I think you can count out restrictions on Spc Ops:
Q:...Part B was an article I saw in the -- I think the Times yesterday that talked about constraining the operations of our Special Operations Forces; that a presidential order would, perhaps, have to be in place. Comments, please.
Rumsfeld: I checked into that article that was in some newspaper, and at least thus far, I'm told that it's not accurate. That is to say that the -- we do not believe there is a constraint that's operative at the present time. It's complicated, because it involves two senatorial committees, and -- I was not in any of the meetings, and there is nothing in the law that constrains us and -- beyond where we're currently constrained, and obviously, there are constraints, and we live within them, and that's fine.

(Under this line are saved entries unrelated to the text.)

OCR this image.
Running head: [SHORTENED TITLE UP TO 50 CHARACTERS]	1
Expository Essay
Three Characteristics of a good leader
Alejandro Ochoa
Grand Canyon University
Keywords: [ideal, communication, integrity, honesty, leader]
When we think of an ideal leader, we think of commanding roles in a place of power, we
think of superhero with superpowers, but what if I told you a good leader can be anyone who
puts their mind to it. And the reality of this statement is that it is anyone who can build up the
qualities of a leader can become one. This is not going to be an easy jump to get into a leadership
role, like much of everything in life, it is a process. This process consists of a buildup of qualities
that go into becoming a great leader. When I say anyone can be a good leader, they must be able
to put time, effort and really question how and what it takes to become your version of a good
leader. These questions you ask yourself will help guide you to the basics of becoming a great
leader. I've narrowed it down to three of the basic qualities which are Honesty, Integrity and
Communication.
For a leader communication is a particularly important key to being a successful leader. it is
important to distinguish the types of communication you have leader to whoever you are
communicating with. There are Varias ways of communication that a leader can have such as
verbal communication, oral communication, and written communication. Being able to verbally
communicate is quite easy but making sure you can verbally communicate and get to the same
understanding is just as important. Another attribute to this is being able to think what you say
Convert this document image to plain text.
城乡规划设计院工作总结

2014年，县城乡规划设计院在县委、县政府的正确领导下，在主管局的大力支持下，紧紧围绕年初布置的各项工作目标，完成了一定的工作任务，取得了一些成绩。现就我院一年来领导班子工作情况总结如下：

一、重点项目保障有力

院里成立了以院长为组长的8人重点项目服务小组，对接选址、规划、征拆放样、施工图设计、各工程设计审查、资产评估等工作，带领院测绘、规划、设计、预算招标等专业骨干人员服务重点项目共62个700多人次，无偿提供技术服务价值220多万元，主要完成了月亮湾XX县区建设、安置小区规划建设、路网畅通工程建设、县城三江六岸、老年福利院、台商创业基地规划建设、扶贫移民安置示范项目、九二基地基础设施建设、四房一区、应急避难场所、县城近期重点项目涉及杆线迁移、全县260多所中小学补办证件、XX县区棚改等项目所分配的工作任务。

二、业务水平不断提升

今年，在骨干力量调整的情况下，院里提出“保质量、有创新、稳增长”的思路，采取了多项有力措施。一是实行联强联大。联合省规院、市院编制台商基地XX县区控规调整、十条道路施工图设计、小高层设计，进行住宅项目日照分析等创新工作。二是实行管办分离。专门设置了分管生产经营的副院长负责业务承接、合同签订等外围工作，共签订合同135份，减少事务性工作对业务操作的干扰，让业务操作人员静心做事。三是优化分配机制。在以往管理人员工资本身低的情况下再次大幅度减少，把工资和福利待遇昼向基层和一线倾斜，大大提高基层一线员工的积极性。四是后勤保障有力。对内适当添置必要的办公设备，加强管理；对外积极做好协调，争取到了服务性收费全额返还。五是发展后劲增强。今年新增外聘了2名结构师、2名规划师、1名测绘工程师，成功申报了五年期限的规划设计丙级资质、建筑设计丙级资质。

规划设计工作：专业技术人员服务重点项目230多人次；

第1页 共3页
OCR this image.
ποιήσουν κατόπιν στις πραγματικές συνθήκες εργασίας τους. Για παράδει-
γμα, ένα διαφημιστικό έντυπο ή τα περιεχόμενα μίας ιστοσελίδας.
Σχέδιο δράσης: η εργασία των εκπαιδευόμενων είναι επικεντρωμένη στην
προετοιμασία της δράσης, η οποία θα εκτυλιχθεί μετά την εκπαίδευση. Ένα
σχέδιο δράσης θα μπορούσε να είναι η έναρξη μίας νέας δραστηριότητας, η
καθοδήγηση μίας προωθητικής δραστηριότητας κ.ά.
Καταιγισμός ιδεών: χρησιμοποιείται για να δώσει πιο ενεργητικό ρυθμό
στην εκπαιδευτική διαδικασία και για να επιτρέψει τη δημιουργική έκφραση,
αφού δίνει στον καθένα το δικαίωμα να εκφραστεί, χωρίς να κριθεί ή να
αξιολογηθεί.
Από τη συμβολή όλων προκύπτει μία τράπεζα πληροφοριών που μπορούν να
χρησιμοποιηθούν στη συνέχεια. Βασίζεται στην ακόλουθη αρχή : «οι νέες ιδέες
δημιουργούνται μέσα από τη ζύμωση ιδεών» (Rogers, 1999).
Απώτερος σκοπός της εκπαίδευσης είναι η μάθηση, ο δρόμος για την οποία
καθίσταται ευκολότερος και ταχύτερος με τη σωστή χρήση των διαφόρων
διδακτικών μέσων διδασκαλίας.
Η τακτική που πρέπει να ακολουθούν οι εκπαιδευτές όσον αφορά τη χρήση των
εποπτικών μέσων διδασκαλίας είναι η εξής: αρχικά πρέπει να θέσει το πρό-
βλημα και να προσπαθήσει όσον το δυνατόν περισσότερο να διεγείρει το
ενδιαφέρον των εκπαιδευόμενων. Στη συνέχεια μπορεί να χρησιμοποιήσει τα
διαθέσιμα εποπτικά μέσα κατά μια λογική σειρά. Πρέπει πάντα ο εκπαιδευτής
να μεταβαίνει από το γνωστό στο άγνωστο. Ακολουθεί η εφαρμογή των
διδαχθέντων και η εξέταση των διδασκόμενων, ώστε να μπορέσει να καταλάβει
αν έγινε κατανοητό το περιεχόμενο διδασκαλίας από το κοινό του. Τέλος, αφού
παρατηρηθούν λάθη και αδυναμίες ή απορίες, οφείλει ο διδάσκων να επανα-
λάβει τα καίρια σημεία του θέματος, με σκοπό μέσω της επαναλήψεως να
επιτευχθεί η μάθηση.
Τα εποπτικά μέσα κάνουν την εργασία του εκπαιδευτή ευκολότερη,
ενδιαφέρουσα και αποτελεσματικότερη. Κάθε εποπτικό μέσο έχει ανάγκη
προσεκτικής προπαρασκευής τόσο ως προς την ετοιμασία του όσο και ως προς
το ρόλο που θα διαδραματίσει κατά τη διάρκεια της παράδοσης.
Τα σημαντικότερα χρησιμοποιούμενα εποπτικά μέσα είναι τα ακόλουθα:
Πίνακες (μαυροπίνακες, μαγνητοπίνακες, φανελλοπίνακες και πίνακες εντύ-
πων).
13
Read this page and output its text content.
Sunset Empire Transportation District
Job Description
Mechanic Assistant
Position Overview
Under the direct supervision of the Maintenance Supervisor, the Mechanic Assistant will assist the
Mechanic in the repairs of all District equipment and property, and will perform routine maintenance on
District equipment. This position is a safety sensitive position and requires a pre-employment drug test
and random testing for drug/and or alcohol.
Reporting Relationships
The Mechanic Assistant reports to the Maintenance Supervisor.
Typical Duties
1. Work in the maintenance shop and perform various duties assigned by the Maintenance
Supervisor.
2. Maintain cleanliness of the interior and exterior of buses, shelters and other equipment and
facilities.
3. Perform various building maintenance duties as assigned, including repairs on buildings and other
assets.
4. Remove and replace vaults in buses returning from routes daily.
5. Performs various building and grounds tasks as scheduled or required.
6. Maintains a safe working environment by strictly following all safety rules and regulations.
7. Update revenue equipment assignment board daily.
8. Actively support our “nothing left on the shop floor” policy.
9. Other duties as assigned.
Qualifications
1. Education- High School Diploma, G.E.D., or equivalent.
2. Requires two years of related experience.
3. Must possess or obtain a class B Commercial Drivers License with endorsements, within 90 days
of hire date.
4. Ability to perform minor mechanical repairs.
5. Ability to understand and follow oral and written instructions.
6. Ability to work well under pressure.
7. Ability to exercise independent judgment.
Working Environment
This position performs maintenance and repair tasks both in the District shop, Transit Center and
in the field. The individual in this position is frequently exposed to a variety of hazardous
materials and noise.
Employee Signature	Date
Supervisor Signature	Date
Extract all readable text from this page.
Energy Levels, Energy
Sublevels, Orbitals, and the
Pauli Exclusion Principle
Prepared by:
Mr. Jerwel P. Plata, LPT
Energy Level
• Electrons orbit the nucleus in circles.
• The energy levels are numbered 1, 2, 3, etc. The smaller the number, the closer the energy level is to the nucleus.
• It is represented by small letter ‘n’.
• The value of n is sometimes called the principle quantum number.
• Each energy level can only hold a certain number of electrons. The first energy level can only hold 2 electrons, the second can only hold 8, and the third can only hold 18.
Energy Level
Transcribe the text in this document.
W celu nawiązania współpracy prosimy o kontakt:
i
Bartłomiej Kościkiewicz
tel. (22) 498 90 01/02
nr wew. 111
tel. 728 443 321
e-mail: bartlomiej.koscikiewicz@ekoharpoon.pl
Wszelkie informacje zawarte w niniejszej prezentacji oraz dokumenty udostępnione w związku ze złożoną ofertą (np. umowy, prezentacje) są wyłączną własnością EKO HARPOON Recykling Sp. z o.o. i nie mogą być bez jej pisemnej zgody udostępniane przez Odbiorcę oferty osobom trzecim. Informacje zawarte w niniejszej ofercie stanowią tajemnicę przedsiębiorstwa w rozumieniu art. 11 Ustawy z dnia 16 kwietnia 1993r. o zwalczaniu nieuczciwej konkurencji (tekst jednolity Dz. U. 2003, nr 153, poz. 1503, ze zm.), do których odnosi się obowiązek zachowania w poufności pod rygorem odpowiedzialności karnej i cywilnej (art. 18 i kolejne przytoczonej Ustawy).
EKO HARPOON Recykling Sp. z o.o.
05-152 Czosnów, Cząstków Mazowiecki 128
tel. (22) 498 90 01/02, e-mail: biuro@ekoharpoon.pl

But the implication in the article was that there was some new constraint that would inhibit the special operators from being capable of doing the kinds of things they've been doing in the past. And I'm told in discussions with the Armed Services Committee that that's not the case; that there was some side language in a report in the Intel Committee that suggested that, but the Armed Services Committee seems not to think that's a problem, and I certainly hope that's the case.
And if it's not the case, we would have to have more discussions and figure out how we sort it out, because the -- in the global war on terror and the kind of an environment we're in, the security environment we're in, there is no question but that the Special Operations people have been utilized to a much greater extent than previously and undoubtedly will be prospectively.
IOW - no way, Jose. (^:
Our Senators seem to think their constituents are all unhappy parents of miserable troops.